1) Split dataset into 60% training, 20% test and 20% validation dataset.
2) Store target outcomes in variables
3) delete the variables from the validation, training and test featured datasets.
4) Shuffled the dataset which is done automatically through scikit-learn.
What steps need to be taken in exploratory data analysis?
1) Check for missing values.
2) Look at the distribution for the target variable e.g. df_train_full.churn.value_counts()
3) Look at the numerical and categorical variables. e.g. number of unique values per variables
3) Value counts or percentage of target outcome
4) feature importance w.r.t to target variable. If a feature shows that it effects the target variable then it maybe an important feature.
How can you see percentages of the target variable?
e.g. you can use value_counts function with parameter normalize=True.
How to measure feature importance?
1) Take difference between global mean and feature specific grouped mean. So if (global_mean - grouped _mean) > 0, meaning this group is not effecting the output variable. If it’s < 0 then it means that group effects the output variable. We are interested in large differences.
2) Risk Ratio: Divide the grouped mean by the global mean. If it’s greater than 1, it’s more likely to have target outcome. And if it’s less than 1, it is less likely to have the outcome variable.
How to display from within a for loop?
from Ipython.display import display
Mutual Information
We can know about the importance of a feature using mutual Information. It’s a concept from information theory, it tells us how much we can learn about one variable if we know the value of another. It can be calculated in sklearn.
from sklearn.metrics import mutual_info_score.
The higher the mutual Information is, the more we learn about the target variable by observing the value of the other variable.

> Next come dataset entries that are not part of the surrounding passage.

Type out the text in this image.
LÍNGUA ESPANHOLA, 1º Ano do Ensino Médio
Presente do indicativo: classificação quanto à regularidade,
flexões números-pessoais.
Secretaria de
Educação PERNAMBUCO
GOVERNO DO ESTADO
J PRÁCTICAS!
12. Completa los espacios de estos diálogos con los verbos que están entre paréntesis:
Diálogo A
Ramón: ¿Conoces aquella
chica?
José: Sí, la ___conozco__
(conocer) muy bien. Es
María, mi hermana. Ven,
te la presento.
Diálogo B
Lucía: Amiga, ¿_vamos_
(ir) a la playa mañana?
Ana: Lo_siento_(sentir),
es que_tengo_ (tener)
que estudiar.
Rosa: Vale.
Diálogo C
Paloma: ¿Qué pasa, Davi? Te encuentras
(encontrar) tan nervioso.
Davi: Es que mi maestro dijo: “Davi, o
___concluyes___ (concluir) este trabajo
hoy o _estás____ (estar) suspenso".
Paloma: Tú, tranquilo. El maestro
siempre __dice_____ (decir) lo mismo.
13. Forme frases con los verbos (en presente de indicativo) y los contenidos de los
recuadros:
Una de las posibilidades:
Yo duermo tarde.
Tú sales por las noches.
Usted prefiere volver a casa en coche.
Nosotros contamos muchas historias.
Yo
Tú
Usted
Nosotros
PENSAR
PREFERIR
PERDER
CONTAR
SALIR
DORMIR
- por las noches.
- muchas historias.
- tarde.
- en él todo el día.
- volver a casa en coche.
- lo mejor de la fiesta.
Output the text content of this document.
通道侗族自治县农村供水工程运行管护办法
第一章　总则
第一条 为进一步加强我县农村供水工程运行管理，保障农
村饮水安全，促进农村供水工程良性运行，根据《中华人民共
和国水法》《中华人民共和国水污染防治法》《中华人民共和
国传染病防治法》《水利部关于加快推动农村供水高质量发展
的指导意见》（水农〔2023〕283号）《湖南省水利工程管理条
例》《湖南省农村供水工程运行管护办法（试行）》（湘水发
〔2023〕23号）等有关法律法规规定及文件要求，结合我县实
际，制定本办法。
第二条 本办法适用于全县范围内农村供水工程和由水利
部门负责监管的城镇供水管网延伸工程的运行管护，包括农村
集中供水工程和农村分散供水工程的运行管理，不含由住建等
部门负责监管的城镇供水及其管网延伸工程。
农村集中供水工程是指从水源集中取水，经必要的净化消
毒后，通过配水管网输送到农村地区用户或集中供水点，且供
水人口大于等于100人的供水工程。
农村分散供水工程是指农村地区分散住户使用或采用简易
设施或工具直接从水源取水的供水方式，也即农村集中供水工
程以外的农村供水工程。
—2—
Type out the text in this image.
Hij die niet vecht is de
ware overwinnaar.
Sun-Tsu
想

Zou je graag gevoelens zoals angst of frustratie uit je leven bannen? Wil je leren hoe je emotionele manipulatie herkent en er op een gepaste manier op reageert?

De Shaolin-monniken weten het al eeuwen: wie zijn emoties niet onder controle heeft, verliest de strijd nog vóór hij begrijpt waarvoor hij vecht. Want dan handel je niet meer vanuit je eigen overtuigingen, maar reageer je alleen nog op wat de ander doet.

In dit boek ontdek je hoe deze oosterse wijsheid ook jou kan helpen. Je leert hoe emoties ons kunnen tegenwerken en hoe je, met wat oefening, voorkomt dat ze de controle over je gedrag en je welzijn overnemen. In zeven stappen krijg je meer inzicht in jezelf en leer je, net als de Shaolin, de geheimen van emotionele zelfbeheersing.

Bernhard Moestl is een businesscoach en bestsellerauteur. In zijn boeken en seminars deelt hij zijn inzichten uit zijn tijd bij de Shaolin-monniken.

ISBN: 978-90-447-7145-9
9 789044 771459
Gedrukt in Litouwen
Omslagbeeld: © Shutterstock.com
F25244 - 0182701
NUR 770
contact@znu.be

Mutual Information is a way to check the relative importance for categorical values.
How can you convert sort_values() to a dataframe?
Using to_frame().
Correlation
It’s a way to learn feature importance for numerical variables.
Correlation coefficient is a Pearson correlation and it’s a way to measure dependency between two variables.
The values are between -1<=r<=1.
-ive correlation: increase in one variable decrease in the other variable
+I’ve correlation: Increase in one variable can increase in the other variable.
Higher than 0.5 and closer to 1 are always strong correlation.
Zero correlation means: no effect of variable on the target outcome.
e g. x has values between 0 and 200 i.e. tenure
y has values as 0 or 1 i.e. churn
Positive correlation means more tenure, higher churn
Negative correlation means more tenure less churn
Zero correlation no effect on churn.
Correlation can be calculated in pandas as df[cols].corrwith(df.target_col).to_frame(‘correlation’)
One-hot encoding
How can we encode categorical features before giving it to the machine learning algorithm?
When we convert categorical variables to a bunch of binary variables so this way of encoding is called one - hot encoding and it can be achieved via scikit-learn.
from sklearn.feature_extraction import DictVectorizer
1) Convert dataframe into records based dict
2) Use Fit method from DictVectorizer
3) Use the fit output to transform the dict
4) DictVectorizer is smart enough to know which column is numerical and does not convert it.